Big média : La première édition du festival We Love Green s’est tenue il y a plus de dix ans. À l’époque, se préoccuper de l’impact environnemental d’un festival, c’était assez nouveau, non ?

Marie Sabot : J’ai la sensation qu’il y avait une grosse envie qui existait déjà dans certains festivals et le milieu de la musique électronique que je fréquentais. Cette scène-là était déjà très engagée à l’étranger. Nous avions déjà la sensation qu’il fallait trouver des solutions techniques, par exemple avec les premiers groupes électrogènes solaires ou à biocarburant. Il y avait déjà une envie assez forte de faire de la sensibilisation, de l’activisme sur le sujet.

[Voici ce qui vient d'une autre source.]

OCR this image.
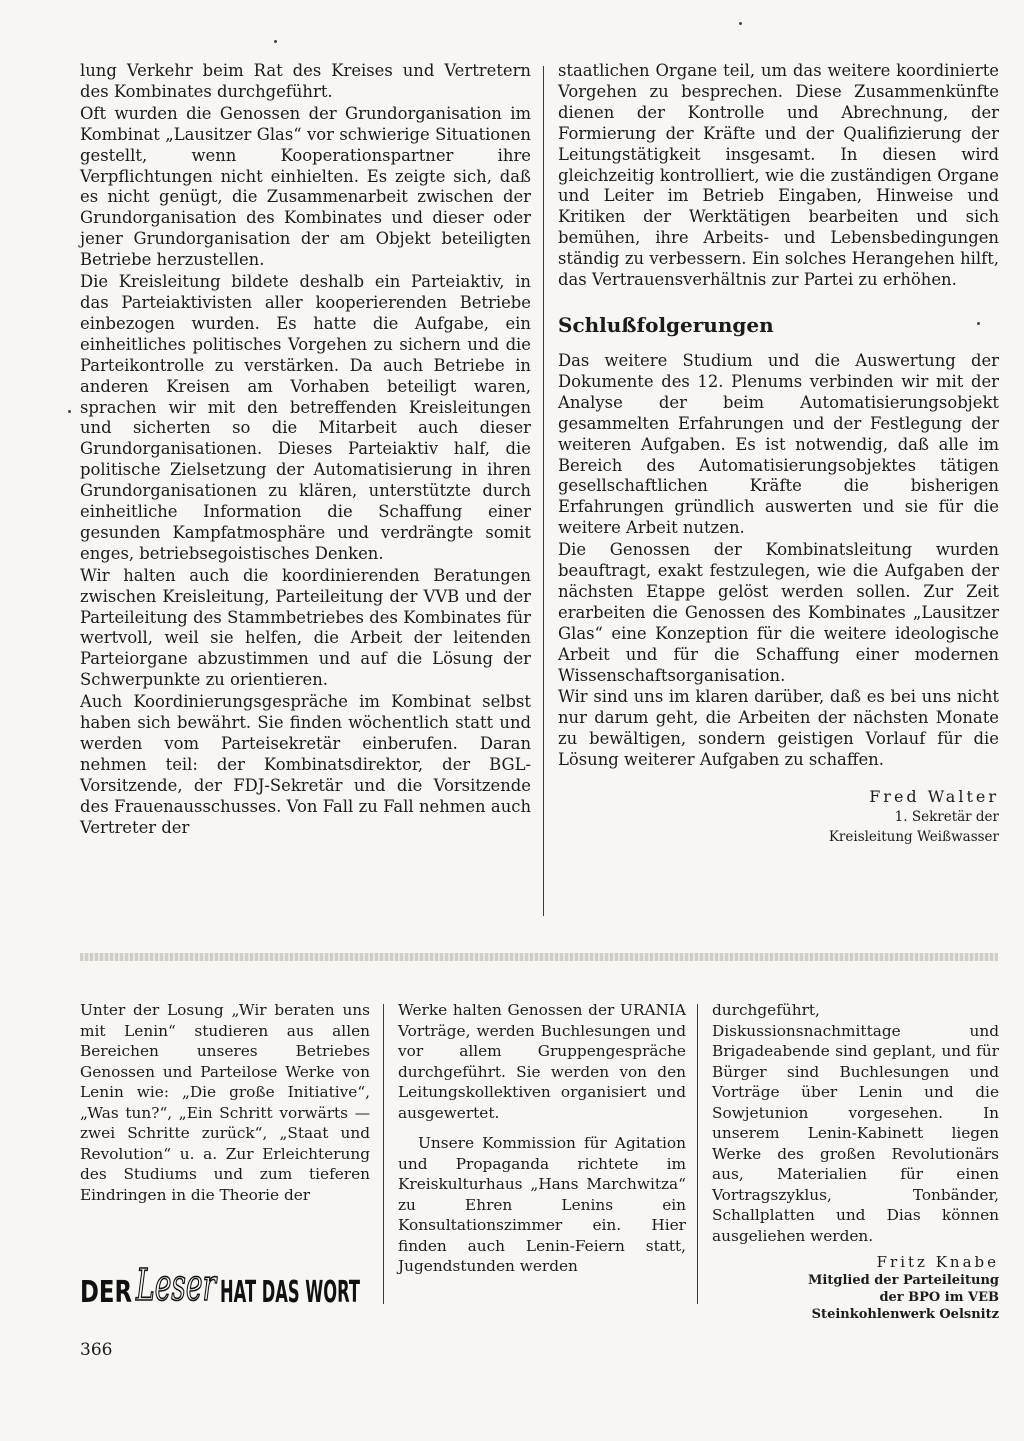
lung Verkehr beim Rat des Kreises und Vertretern des Kombinates durchgeführt.

Oft wurden die Genossen der Grundorganisation im Kombinat „Lausitzer Glas“ vor schwierige Situationen gestellt, wenn Kooperationspartner ihre Verpflichtungen nicht einhielten. Es zeigte sich, daß es nicht genügt, die Zusammenarbeit zwischen der Grundorganisation des Kombinates und dieser oder jener Grundorganisation der am Objekt beteiligten Betriebe herzustellen.

Die Kreisleitung bildete deshalb ein Parteiaktiv, in das Parteiaktivisten aller kooperierenden Betriebe einbezogen wurden. Es hatte die Aufgabe, ein einheitliches politisches Vorgehen zu sichern und die Parteikontrolle zu verstärken. Da auch Betriebe in anderen Kreisen am Vorhaben beteiligt waren, sprachen wir mit den betreffenden Kreisleitungen und sicherten so die Mitarbeit auch dieser Grundorganisationen. Dieses Parteiaktiv half, die politische Zielsetzung der Automatisierung in ihren Grundorganisationen zu klären, unterstützte durch einheitliche Information die Schaffung einer gesunden Kampfatmosphäre und verdrängte somit enges, betriebsegoistisches Denken.

Wir halten auch die koordinierenden Beratungen zwischen Kreisleitung, Parteileitung der VVB und der Parteileitung des Stammbetriebes des Kombinates für wertvoll, weil sie helfen, die Arbeit der leitenden Parteiorgane abzustimmen und auf die Lösung der Schwerpunkte zu orientieren.

Auch Koordinierungsgespräche im Kombinat selbst haben sich bewährt. Sie finden wöchentlich statt und werden vom Parteisekretär einberufen. Daran nehmen teil: der Kombinatsdirektor, der BGL-Vorsitzende, der FDJ-Sekretär und die Vorsitzende des Frauenausschusses. Von Fall zu Fall nehmen auch Vertreter der

staatlichen Organe teil, um das weitere koordinierte Vorgehen zu besprechen. Diese Zusammenkünfte dienen der Kontrolle und Abrechnung, der Formierung der Kräfte und der Qualifizierung der Leitungstätigkeit insgesamt. In diesen wird gleichzeitig kontrolliert, wie die zuständigen Organe und Leiter im Betrieb Eingaben, Hinweise und Kritiken der Werktätigen bearbeiten und sich bemühen, ihre Arbeits- und Lebensbedingungen ständig zu verbessern. Ein solches Herangehen hilft, das Vertrauensverhältnis zur Partei zu erhöhen.

Schlußfolgerungen

Das weitere Studium und die Auswertung der Dokumente des 12. Plenums verbinden wir mit der Analyse der beim Automatisierungsobjekt gesammelten Erfahrungen und der Festlegung der weiteren Aufgaben. Es ist notwendig, daß alle im Bereich des Automatisierungsobjektes tätigen gesellschaftlichen Kräfte die bisherigen Erfahrungen gründlich auswerten und sie für die weitere Arbeit nutzen.

Die Genossen der Kombinatsleitung wurden beauftragt, exakt festzulegen, wie die Aufgaben der nächsten Etappe gelöst werden sollen. Zur Zeit erarbeiten die Genossen des Kombinates „Lausitzer Glas“ eine Konzeption für die weitere ideologische Arbeit und für die Schaffung einer modernen Wissenschaftsorganisation.

Wir sind uns im klaren darüber, daß es bei uns nicht nur darum geht, die Arbeiten der nächsten Monate zu bewältigen, sondern geistigen Vorlauf für die Lösung weiterer Aufgaben zu schaffen.

Fred Walter
1. Sekretär der
Kreisleitung Weißwasser

Unter der Losung „Wir beraten uns mit Lenin“ studieren aus allen Bereichen unseres Betriebes Genossen und Parteilose Werke von Lenin wie: „Die große Initiative“, „Was tun?“, „Ein Schritt vorwärts — zwei Schritte zurück“, „Staat und Revolution“ u. a. Zur Erleichterung des Studiums und zum tieferen Eindringen in die Theorie der

Werke halten Genossen der URANIA Vorträge, werden Buchlesungen und vor allem Gruppengespräche durchgeführt. Sie werden von den Leitungskollektiven organisiert und ausgewertet.

Unsere Kommission für Agitation und Propaganda richtete im Kreiskulturhaus „Hans Marchwitza“ zu Ehren Lenins ein Konsultationszimmer ein. Hier finden auch Lenin-Feiern statt, Jugendstunden werden

durchgeführt, Diskussionsnachmittage und Brigadeabende sind geplant, und für Bürger sind Buchlesungen und Vorträge über Lenin und die Sowjetunion vorgesehen. In unserem Lenin-Kabinett liegen Werke des großen Revolutionärs aus, Materialien für einen Vortragszyklus, Tonbänder, Schallplatten und Dias können ausgeliehen werden.

Fritz Knabe
Mitglied der Parteileitung
der BPO im VEB
Steinkohlenwerk Oelsnitz
DER Leser HAT DAS WORT
366
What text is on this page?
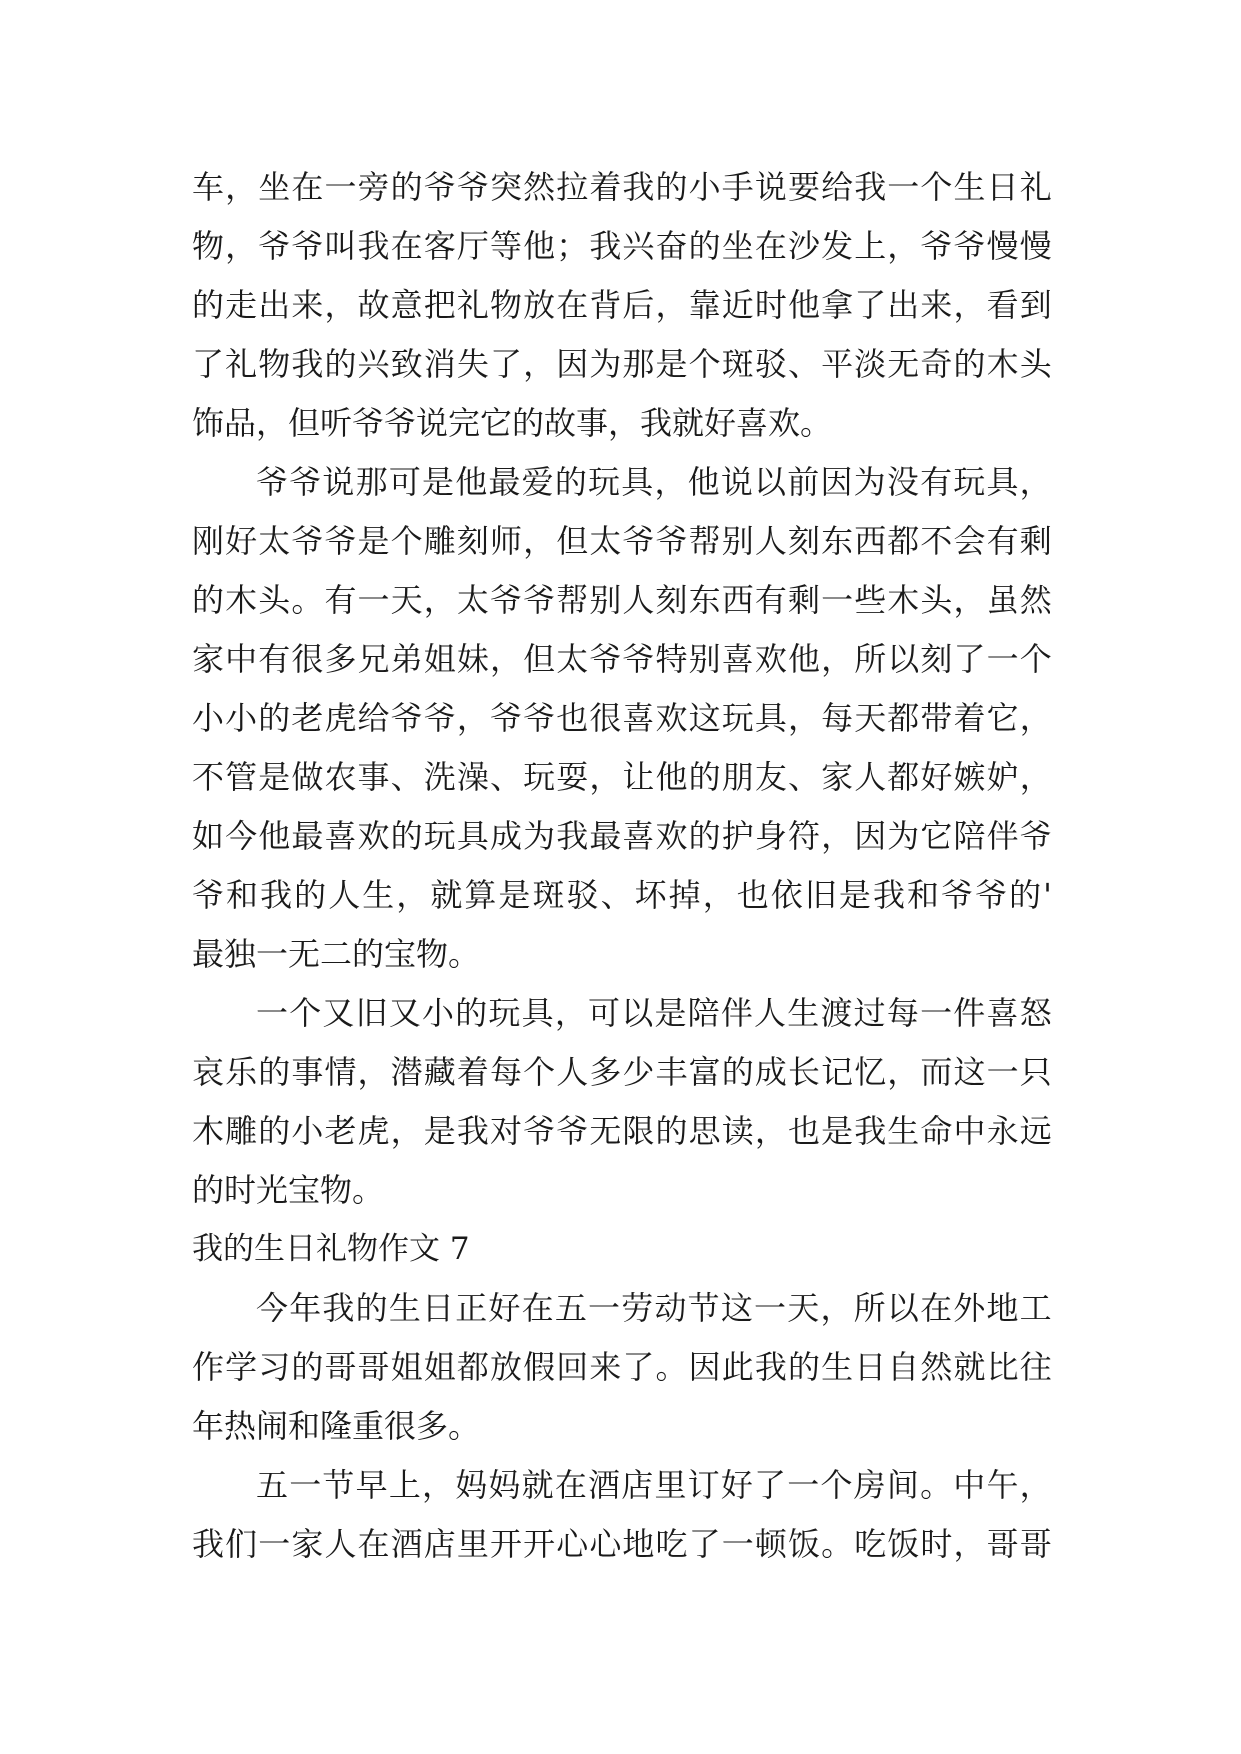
车 ， 坐 在 一 旁 的 爷 爷 突 然 拉 着 我 的 小 手 说 要 给 我 一 个 生 日 礼
物 ， 爷 爷 叫 我 在 客 厅 等 他 ； 我 兴 奋 的 坐 在 沙 发 上 ， 爷 爷 慢 慢
的 走 出 来 ， 故 意 把 礼 物 放 在 背 后 ， 靠 近 时 他 拿 了 出 来 ， 看 到
了 礼 物 我 的 兴 致 消 失 了 ， 因 为 那 是 个 斑 驳 、 平 淡 无 奇 的 木 头
饰品，但听爷爷说完它的故事，我就好喜欢。
爷 爷 说 那 可 是 他 最 爱 的 玩 具 ， 他 说 以 前 因 为 没 有 玩 具 ，
刚 好 太 爷 爷 是 个 雕 刻 师 ， 但 太 爷 爷 帮 别 人 刻 东 西 都 不 会 有 剩
的 木 头 。 有 一 天 ， 太 爷 爷 帮 别 人 刻 东 西 有 剩 一 些 木 头 ， 虽 然
家 中 有 很 多 兄 弟 姐 妹 ， 但 太 爷 爷 特 别 喜 欢 他 ， 所 以 刻 了 一 个
小 小 的 老 虎 给 爷 爷 ， 爷 爷 也 很 喜 欢 这 玩 具 ， 每 天 都 带 着 它 ，
不 管 是 做 农 事 、 洗 澡 、 玩 耍 ， 让 他 的 朋 友 、 家 人 都 好 嫉 妒 ，
如 今 他 最 喜 欢 的 玩 具 成 为 我 最 喜 欢 的 护 身 符 ， 因 为 它 陪 伴 爷
爷 和 我 的 人 生 ， 就 算 是 斑 驳 、 坏 掉 ， 也 依 旧 是 我 和 爷 爷 的 '
最独一无二的宝物。
一 个 又 旧 又 小 的 玩 具 ， 可 以 是 陪 伴 人 生 渡 过 每 一 件 喜 怒
哀 乐 的 事 情 ， 潜 藏 着 每 个 人 多 少 丰 富 的 成 长 记 忆 ， 而 这 一 只
木 雕 的 小 老 虎 ， 是 我 对 爷 爷 无 限 的 思 读 ， 也 是 我 生 命 中 永 远
的时光宝物。
我的生日礼物作文 7
今 年 我 的 生 日 正 好 在 五 一 劳 动 节 这 一 天 ， 所 以 在 外 地 工
作 学 习 的 哥 哥 姐 姐 都 放 假 回 来 了 。 因 此 我 的 生 日 自 然 就 比 往
年热闹和隆重很多。
五 一 节 早 上 ， 妈 妈 就 在 酒 店 里 订 好 了 一 个 房 间 。 中 午 ，
我 们 一 家 人 在 酒 店 里 开 开 心 心 地 吃 了 一 顿 饭 。 吃 饭 时 ， 哥 哥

Nous étions prêts à proposer en France quelque chose de nouveau. Il nous a fallu un peu de temps pour qu’on travaille avec nos équipes sur la manière de faire, nous avons expérimenté la première édition du festival en 2011 au Parc de Bagatelle. C’est un parc botanique fragile, ce qui était à l’image du propos que nous voulions porter sur l’univers écologique des festivals. Quand le festival a atteint une forme de maturité, c’est-à-dire avec environ 15 000 personnes, nous avons répondu à un appel à projets pour se déplacer dans le bois de Vincennes, un espace beaucoup plus grand mais tout aussi fragile. Nous avons expliqué comment nous voulions travailler en cohérence avec cette nouvelle démarche qui a convaincu et nous a permis d’organiser le festival que vous connaissez aujourd’hui et qui est unique en son genre. 

BM : En 15 ans d’existence, les défis et les difficultés auxquels vous vous êtes confrontés pour rester en cohérence avec le projet ont été nombreux. Qu’avez-vous appris en cours de route ?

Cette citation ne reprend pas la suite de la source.